O que choca, no Brasil, é não
haver a menor preocupação em dourar a pílula, em amenizar a rapina dos bancos
sobre todos os demais setores sociais. Reflexão sobre “A Era do Capital
Improdutivo”, de Ladislau Dowbor
Paulo Kliass | Outras Palavras
Uma das maiores dificuldades para
se transformar uma realidade portadora de injustiça e desigualdade é o seu
processo de “naturalização” e sua aceitação de forma passiva por parte de
setores expressivos da sociedade. Fenômeno semelhante tem ocorrido ao longo das
últimas décadas com a tendência à financeirização em nossas terras.

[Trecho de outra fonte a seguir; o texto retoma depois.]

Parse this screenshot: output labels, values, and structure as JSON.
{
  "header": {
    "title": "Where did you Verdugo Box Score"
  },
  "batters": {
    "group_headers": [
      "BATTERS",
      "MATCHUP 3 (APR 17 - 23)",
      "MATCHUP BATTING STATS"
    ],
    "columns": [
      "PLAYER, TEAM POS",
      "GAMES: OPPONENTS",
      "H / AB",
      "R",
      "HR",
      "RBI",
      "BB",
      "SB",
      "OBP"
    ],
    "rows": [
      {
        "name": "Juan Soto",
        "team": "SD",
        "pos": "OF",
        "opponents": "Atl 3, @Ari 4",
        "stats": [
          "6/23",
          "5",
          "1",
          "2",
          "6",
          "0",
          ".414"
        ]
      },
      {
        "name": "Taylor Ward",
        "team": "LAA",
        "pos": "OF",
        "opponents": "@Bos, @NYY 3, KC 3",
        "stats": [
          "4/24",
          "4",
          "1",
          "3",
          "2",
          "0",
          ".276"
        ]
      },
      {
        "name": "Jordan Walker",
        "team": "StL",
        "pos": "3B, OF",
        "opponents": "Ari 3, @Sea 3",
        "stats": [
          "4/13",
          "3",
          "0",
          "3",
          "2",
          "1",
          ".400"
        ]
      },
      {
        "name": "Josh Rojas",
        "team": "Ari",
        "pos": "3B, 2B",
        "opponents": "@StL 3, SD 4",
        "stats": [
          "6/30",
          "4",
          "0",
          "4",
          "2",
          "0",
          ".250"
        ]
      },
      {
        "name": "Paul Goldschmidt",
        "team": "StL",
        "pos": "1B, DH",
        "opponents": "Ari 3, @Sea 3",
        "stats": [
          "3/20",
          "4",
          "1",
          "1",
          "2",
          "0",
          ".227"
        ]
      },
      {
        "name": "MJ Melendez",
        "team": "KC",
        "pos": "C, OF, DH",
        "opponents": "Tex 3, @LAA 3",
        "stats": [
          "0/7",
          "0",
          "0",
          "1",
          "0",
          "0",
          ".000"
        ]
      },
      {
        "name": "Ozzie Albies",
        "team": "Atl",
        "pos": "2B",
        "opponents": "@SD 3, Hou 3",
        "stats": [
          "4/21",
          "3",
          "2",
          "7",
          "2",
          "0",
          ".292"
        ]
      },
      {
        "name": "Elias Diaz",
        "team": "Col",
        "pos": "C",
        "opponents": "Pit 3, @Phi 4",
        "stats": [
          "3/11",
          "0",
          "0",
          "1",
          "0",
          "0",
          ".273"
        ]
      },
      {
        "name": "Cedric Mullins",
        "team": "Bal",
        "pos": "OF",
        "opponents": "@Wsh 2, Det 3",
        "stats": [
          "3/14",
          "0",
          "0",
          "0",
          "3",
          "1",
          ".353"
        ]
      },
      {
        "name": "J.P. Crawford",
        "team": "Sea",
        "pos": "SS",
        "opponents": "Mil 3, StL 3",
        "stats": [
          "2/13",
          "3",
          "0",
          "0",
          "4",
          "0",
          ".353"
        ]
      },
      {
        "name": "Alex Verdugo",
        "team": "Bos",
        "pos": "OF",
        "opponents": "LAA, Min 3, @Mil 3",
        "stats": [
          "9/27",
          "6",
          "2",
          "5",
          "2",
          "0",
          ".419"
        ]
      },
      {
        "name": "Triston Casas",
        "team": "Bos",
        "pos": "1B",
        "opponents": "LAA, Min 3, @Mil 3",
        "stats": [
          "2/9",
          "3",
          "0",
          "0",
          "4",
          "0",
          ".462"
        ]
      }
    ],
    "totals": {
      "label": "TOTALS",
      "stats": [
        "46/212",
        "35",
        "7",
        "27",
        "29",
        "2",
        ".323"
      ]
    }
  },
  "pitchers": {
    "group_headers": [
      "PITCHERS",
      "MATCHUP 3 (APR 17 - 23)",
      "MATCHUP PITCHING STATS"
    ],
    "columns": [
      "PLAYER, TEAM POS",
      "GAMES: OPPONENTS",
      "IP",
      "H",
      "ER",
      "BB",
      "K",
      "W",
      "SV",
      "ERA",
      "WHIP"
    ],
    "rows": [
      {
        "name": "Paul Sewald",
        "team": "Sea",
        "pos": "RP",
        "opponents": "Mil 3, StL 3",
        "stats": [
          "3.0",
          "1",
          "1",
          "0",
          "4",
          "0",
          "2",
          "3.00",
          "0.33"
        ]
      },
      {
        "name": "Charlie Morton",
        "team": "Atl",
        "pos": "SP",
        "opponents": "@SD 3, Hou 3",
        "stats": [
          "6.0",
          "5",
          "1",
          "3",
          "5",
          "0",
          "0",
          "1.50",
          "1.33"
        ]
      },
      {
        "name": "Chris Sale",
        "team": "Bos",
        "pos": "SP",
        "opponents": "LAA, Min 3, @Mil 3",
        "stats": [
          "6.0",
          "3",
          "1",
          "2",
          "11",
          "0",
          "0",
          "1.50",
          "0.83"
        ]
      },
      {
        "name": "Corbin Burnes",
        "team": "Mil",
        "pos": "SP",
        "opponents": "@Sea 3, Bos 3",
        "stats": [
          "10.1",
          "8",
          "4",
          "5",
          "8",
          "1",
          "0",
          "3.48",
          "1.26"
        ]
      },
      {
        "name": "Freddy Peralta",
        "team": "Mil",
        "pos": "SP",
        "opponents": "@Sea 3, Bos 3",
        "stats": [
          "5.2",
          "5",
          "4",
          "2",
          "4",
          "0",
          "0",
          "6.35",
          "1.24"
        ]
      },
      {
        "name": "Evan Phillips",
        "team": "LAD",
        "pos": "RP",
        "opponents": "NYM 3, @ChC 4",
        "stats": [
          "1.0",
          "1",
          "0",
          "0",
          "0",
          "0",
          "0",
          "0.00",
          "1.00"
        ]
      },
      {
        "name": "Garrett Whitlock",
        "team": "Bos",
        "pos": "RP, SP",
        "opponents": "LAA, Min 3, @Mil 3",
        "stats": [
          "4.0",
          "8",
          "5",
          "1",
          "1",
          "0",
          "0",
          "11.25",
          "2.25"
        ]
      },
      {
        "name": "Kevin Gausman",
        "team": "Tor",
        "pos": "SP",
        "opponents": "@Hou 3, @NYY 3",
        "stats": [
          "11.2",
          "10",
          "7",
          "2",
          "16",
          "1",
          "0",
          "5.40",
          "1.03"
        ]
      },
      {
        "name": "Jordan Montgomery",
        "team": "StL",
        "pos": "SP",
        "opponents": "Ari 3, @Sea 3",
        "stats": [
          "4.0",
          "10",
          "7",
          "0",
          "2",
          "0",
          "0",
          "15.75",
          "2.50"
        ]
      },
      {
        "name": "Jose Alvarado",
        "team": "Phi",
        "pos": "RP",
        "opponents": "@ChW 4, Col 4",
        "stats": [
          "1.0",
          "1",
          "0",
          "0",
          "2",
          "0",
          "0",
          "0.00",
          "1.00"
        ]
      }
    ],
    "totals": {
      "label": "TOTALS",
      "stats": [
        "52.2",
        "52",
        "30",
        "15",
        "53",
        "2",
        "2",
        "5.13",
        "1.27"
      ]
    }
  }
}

É bem verdade que o movimento que
assegura a consolidação da hegemonia dos interesses do setor financeiro no
conjunto do sistema econômico não é exclusividade tupiniquim. A forma de
organização do capitalismo contemporâneo globalizado apresenta essa
característica por todos os continentes. As finanças dominam e impõem suas
condições diante dos demais setores de atividade da economia e subjuga todas as
classes sociais.
A evidência escandalosa do caso
brasileiro, no entanto, é algo que chama atenção exatamente por não haver a
menor preocupação em dourar a pílula ou minimizar o grau de espoliação
praticada contra o conjunto dos demais atores e setores sociais. A dominância
do financismo não se preocupa em pedir desculpas e nem busca argumentos mais
palatáveis para justificar sua própria ação predadora.
A face mais visível desse
movimento talvez seja a presença dos bancos e demais instituições de natureza
financeira em nosso meio. Há décadas que tais conglomerados registram ganhos
impressionantes em seus resultados operacionais. A cada exercício anual as
poucas instituições de porte mastodôntico disputam entre si a primazia das
cifras bilionárias. É o conhecido jogo para se posicionarem entre os primeiros
lugares depois de divulgarem seus números contábeis. A expressão “lucro
bancário” virou pleonasmo nesse campo minado dos oligopólios.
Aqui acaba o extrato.